Reducing the number of package dependencies
Closed this issue · 6 comments
Hi Bioconductor team,
Is it possible to rework BiocFileCache a bit to not depend on quite so many tidyverse packages?
This is looking pretty heavy at the moment:
Depends | R (>= 3.4.0), dbplyr (>= 1.0.0)
Imports | methods, stats, utils, dplyr, RSQLite, DBI, filelock, curl, httr
AcidDevTools::packageDependencies("BiocFileCache")
## [1] "dbplyr" "methods" "stats" "utils" "dplyr"
## [6] "RSQLite" "DBI" "filelock" "curl" "httr"
## [11] "blob" "cli" "glue" "lifecycle" "magrittr"
## [16] "pillar" "purrr" "R6" "rlang" "tibble"
## [21] "tidyr" "tidyselect" "vctrs" "withr" "generics"
## [26] "jsonlite" "mime" "openssl" "bit64" "memoise"
## [31] "pkgconfig" "plogr" "cpp11" "bit" "cachem"

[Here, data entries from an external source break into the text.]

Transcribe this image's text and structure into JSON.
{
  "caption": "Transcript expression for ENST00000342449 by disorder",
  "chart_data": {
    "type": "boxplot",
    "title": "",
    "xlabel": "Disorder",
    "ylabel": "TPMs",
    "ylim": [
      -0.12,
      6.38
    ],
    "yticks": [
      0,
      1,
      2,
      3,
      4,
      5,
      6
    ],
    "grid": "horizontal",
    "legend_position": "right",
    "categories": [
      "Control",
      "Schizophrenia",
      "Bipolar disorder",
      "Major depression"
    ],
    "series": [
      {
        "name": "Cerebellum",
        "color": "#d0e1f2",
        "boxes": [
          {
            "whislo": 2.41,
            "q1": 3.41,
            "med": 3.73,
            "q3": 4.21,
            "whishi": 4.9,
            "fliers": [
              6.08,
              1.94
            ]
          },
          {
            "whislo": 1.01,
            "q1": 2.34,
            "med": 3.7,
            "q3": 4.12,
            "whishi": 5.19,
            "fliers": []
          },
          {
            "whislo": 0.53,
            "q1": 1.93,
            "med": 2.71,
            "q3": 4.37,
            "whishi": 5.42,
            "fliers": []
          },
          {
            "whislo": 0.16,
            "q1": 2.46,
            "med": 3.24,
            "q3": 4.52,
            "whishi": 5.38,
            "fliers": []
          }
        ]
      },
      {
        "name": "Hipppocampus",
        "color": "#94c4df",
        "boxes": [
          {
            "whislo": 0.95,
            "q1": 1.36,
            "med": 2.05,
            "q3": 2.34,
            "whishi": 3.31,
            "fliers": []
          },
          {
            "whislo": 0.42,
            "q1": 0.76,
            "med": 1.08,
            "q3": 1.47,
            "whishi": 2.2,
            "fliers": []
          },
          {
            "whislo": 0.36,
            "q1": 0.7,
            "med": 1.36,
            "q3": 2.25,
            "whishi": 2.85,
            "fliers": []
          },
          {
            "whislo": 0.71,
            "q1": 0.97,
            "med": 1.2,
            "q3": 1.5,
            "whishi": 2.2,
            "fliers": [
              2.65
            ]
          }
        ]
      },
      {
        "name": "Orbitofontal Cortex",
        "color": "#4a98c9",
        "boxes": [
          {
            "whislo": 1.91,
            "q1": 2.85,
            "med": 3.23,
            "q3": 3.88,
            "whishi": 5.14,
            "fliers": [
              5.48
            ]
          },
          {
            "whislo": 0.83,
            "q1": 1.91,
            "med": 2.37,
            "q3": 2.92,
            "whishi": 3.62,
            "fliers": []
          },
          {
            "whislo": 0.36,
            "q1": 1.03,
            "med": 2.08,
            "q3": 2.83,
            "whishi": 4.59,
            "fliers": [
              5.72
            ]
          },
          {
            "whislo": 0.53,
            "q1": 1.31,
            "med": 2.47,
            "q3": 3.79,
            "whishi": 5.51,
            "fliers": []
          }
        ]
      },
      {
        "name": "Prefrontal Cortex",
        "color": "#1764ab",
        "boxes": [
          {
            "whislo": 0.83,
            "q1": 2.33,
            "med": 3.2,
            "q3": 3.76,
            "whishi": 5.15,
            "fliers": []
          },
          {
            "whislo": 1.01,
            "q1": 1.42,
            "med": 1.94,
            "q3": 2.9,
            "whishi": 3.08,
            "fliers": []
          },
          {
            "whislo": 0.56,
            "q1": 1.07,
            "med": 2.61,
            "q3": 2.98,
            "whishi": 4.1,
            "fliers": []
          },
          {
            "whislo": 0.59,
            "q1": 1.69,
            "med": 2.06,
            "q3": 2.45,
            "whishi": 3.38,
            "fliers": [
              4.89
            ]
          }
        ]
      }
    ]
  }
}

## [36] "tools" "askpass" "fansi" "utf8" "stringr"
## [41] "graphics" "grDevices" "sys" "fastmap" "stringi"
Happy to help work on this!
Best,
Mike
In particular, can we take out the dplyr / dbplyr dependencies?
> packageDependencies("dplyr")
[1] "cli" "generics" "glue" "lifecycle" "magrittr"
[6] "methods" "pillar" "R6" "rlang" "tibble"
[11] "tidyselect" "utils" "vctrs" "fansi" "utf8"
[16] "pkgconfig" "withr" "grDevices" "graphics" "stats"
> packageDependencies("dbplyr")
[1] "blob" "cli" "DBI" "dplyr" "glue"
[6] "lifecycle" "magrittr" "methods" "pillar" "purrr"
[11] "R6" "rlang" "tibble" "tidyr" "tidyselect"
[16] "utils" "vctrs" "withr" "generics" "fansi"
[21] "utf8" "pkgconfig" "stringr" "cpp11" "graphics"
[26] "grDevices" "stats" "stringi" "tools"
Here's current session info after only attaching BiocFileCache:
> library(BiocFileCache)
Loading required package: dbplyr
> sessionInfo()
R version 4.3.1 (2023-06-16)
Platform: x86_64-apple-darwin20 (64-bit)
Running under: macOS Ventura 13.5.2
Matrix products: default
BLAS: /Library/Frameworks/R.framework/Versions/4.3-x86_64/Resources/lib/libRblas.0.dylib
LAPACK: /Library/Frameworks/R.framework/Versions/4.3-x86_64/Resources/lib/libRlapack.dylib; LAPACK version 3.11.0
locale:
[1] en_US.UTF-8/en_US.UTF-8/en_US.UTF-8/C/en_US.UTF-8/en_US.UTF-8
time zone: America/New_York
tzcode source: internal
attached base packages:
[1] stats graphics grDevices utils datasets methods base
other attached packages:
[1] BiocFileCache_2.8.0 dbplyr_2.3.3 AcidDevTools_0.6.15
loaded via a namespace (and not attached):
[1] vctrs_0.6.3 httr_1.4.7 cli_3.6.1 rlang_1.1.1
[5] DBI_1.1.3 generics_0.1.3 glue_1.6.2 bit_4.0.5
[9] fansi_1.0.4 filelock_1.0.2 tibble_3.2.1 fastmap_1.1.1
[13] lifecycle_1.0.3 memoise_2.0.1 compiler_4.3.1 dplyr_1.1.3
[17] RSQLite_2.3.1 blob_1.2.4 pkgconfig_2.0.3 R6_2.5.1
[21] tidyselect_1.2.0 utf8_1.2.3 pillar_1.9.0 curl_5.0.2
[25] parallel_4.3.1 magrittr_2.0.3 tools_4.3.1 bit64_4.0.5
[29] cachem_1.0.8
>
the results and output are currently in dplyr tbl and thus use the functions accordingly to filter/mutate/summarize. It was a conscious effort to use more tidy like structures for the package.
The downside with that though is any other package that imports BiocFileCache requires all those additional dependencies, and it really starts to add up if you import any other informatics tools
I'm still not in favor of restructuring the entire package just for the sake of relieving the dependency. The tidy structures are stable and provide for efficient and condensed code.